The house you live in may be made from wood from trees; that’s obvious, but did you know that that house is filled with gifts from trees also? Do you like that your parents are less grumpy in the morning when they have their coffee? You can thank the coffee arabica tree for that, a 20 foot evergreen that grows in warm climates of the world. A cup of hot cocoa has made a long journey from cocoa trees along the equator to reach your kitchen. Maple syrup, cinnamon, fruits, nuts, and many more delicious items also come from trees.

Ever wonder how jelly candies get so goopy and great? Check the ingredients and you’ll find “gum arabic” in the list. Gum arabic is hardened sap from an acacia tree, and it’s used in foods like desserts to lend its goopy texture to them. It is also a key ingredient in glues, paints, and many other products that manufacturers want to make ‘slimy,’ ‘goopy,’ or ‘jelly.’

“Cellulose” is part of the ‘skin’ of trees, and when manufactured it can become “Rayon” clothing to make our own skin warmer. Cellulose is even an ingredient in foods and beauty products, lending its texture to them to make them ‘thicker’ or ‘heavier.’ When fat is removed from some “diet” or “fat-free” products, cellulose is often added to try and make the food ‘feel’ the same in a person’s mouth as before. 
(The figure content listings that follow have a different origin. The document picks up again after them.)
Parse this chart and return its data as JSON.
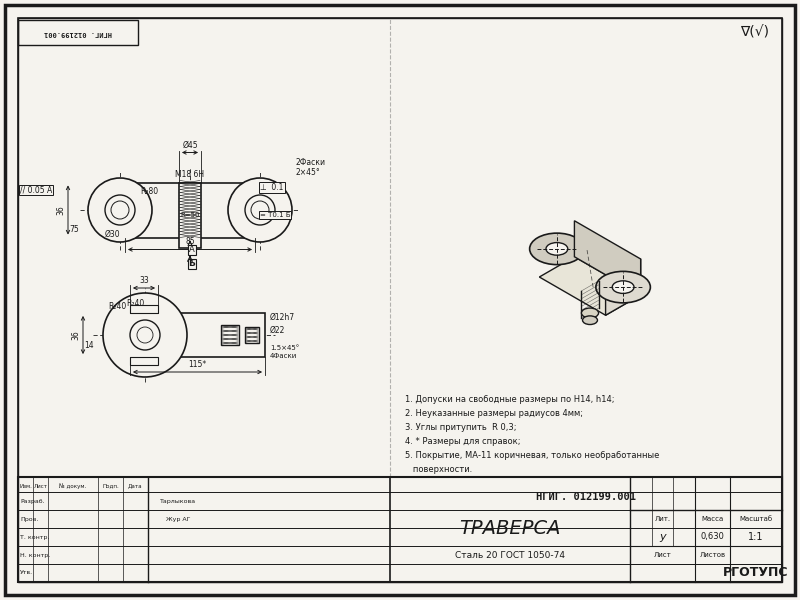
{
  "bg_color": "#f5f3ee",
  "line_color": "#1a1a1a",
  "hatch_color": "#1a1a1a",
  "paper_color": "#f5f3ee",
  "title_stamp_text": "НГИГ. 012199.001",
  "part_name": "ТРАВЕРСА",
  "material": "Сталь 20 ГОСТ 1050-74",
  "org": "РГОТУПС",
  "scale": "1:1",
  "mass": "0,630",
  "lit": "у",
  "top_stamp": "НГИГ. 012199.001",
  "roughness_mark": "∇(√)",
  "notes": [
    "1. Допуски на свободные размеры по H14, h14;",
    "2. Неуказанные размеры радиусов 4мм;",
    "3. Углы притупить  R 0,3;",
    "4. * Размеры для справок;",
    "5. Покрытие, МА-11 коричневая, только необработанные",
    "   поверхности."
  ],
  "col_labels": [
    "Изм.",
    "Лист",
    "№ докум.",
    "Подп.",
    "Дата"
  ],
  "row_labels": [
    "Разраб.",
    "Пров.",
    "Т. контр.",
    "Н. контр.",
    "Утв."
  ],
  "dev_name": "Тарлыкова",
  "check_name": "Жур АГ"
}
Trees also give us many kinds of medicine, such as aspirin, and even the first medicine for fighting malaria, “quinine.” If you’ve read our book, The Most Dangerous, you know how harmful the mosquito-spread disease malaria can be. Without the discovery of quinine from Peruvian trees, malaria would have harmed that many more people, and maybe even changed world history! Soldiers in WWII that fought in the Pacific jungles took quinine everyday, and it helped the building of the Panama Canal, and the Dutch and English to build their historical empires!

Of course, this is only the beginning of the gifts that trees give us. Say “thank you” back, by planting a tree, or at least reading a Sylvan Dell book under the shade of one!